Photograph: (left to right) myself, Klaus Schmierer, Gareth Pryce, Gavin Giovannoni, David Baker, Stewart Webb, Sarah-Jane Martin, (below) Isle of Lewis.
I’ve been asked to put in writing the second of my Stornoway (on the Isle of Lewis) talks. The title is ‘the neurologists tool kit’ and provides an overview of your visit to your neurologist in plain speak. In many ways what is written below are my thoughts on the topic, and is by no means the sum of all practical wisdom!!!
Look back at your first clinical encounter, I would say a vast majority of you would have left without a clear understanding of what just happened – am I right? That’s because often the objectives from the two sides are not always the same.
In the UK, on average a person with MS waits 3-4 months to see an MS neurologist. Through necessity the main source of information becomes Dr Google; I’m not saying this is wrong, but simply a fact. Everything beyond this is simply a succession of moments in time, layered in legitimate facts and misinformation. Conversely, your MSologist at your first visit is viewing you in the following terms: is the diagnosis correct, do I need to do more investigations, what is the prognosis, are they eligible for treatment or suitable for clinical trials, how do I manage expectations – and the list goes on.
If this sounds unfamiliar, familiarizing yourself with the two sides will go a long way to improving your experience.
My goal with those that I see is to educate, educate, educate…and ultimately empower each person to be able to direct their own care. It is often an exacerbating experience to start off with, but one that is more fulfilling in the future.
So what is in an MS neurologists tool kit?
1) Clinical skills
This by far is the most important thing we have in our tool kit as clinicians. Our training is often protracted, and full of additional courses and degrees to allow us to accurately diagnose and manage neurological conditions. To the more senior of us the diagnostic process is almost pattern recognition and begins when you walk into the consulting room.
A person’s history is very important in the diagnostic process and informs us of the chronology of events, whether it’s progressive, and the rate of progression. While the clinical examination informs us of the pathways involved, which allows us to determine where the problem is. Any investigations that follow are based on the information garnered from the two.
This is why a computer may never replace what we do to good effect; the best diagnostician is our own brain.
Figure: Myotomes; muscle innervation by nerve roots. One aspect of what is involved in a neurological exam.
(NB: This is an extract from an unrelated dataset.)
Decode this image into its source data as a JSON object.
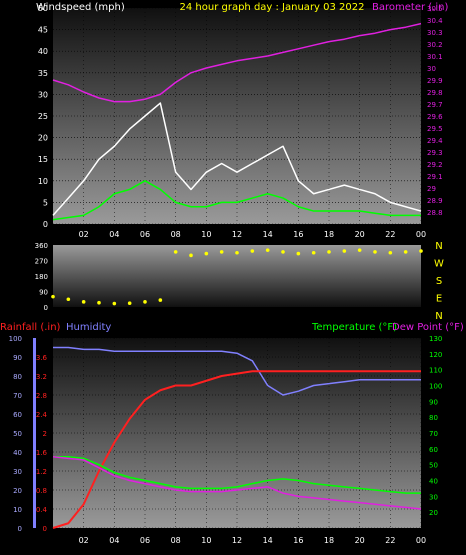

2) Investigations: MRI & lumbar puncture
An MRI head and spine study provides the descriptive information about the area of brain or spinal cord involved. The underlying causes of these lesions can be more than one, but the pattern of distribution may make one more likely rather than another, i.e. inflammatory lesions vs. stroke/small vessel disease. Sequential MRIs may also allow us to prognosticate; wherein the accrual of new lesions is indicative of active disease or treatment failure. Neurologists may also comment on brain volume loss at the outset, and will almost certainly direct you to the more highly active therapies.
A lumbar puncture, on the other hand, provides the biological reason behind the disease. The presence of oligoclonal bands/antibody production in your spinal fluid is almost diagnostic of MS. Not surprisingly, the presence of bands in your spinal fluid also increases your risk of continued disease activity and clinical progression. Recently, we introduced the testing of neurofilament proteins that reflect the degree of breakdown of neurons in your brain and spinal cord. If you have high levels of neurofilaments in your spinal fluid, then you have more of a chance of disease progression and accruing disability faster than a person with normal levels. If you’d like this tested by your doctor, here is the link: http://multiple-sclerosis-research.blogspot.com/2018/02/barts-health-csf-neurofilament-light.html
Photograph: We received this years Innovation Award 2018 for the introduction of neurofilament testing at Barts Health (left to right: Francesca Ammoscato, myself and David Holden; not in the picture Lucia Bianchi)
3) Clinical trials: EDSS, 9-HPT
Always inquire about clinical trials. Clinical trials allow you to access newer treatments 6 to 10y before they are available for clinical use. Moreover, participation in the trials may mean that after trial completion you have access to the treatment in question on a compassionate basis, whilst the drug is in the process acquiring license for prescribing.
The visits can be sometimes long-winded and often involve assessments of disability (EDSS, timed 24 foot walk and 9-hole peg test for the upper limb function), imaging and in some cases a lumbar puncture.
Trials are also an important educational resource about MS and provide an insight into current MS research.
Figure: The EDSS score
4) Future: self-monitoring
Online applications and wearables empower us to track our own health. It is almost impossible to clearly remember your last relapse or how your overall health fared this year compared to the last. The hope is that as we use the data from these devices, the consultations become more tangible and more targeted (i.e. personalized), so that the hospital visit is more informative.
If you haven’t already done so, check out the Apps available for the iphone/android devices: Microsoft health vault, Sym Trac, MSAA (My MS Manager), and disability calculator (provided by Rebif manufacturers).
Hope you have found this post useful, and good luck!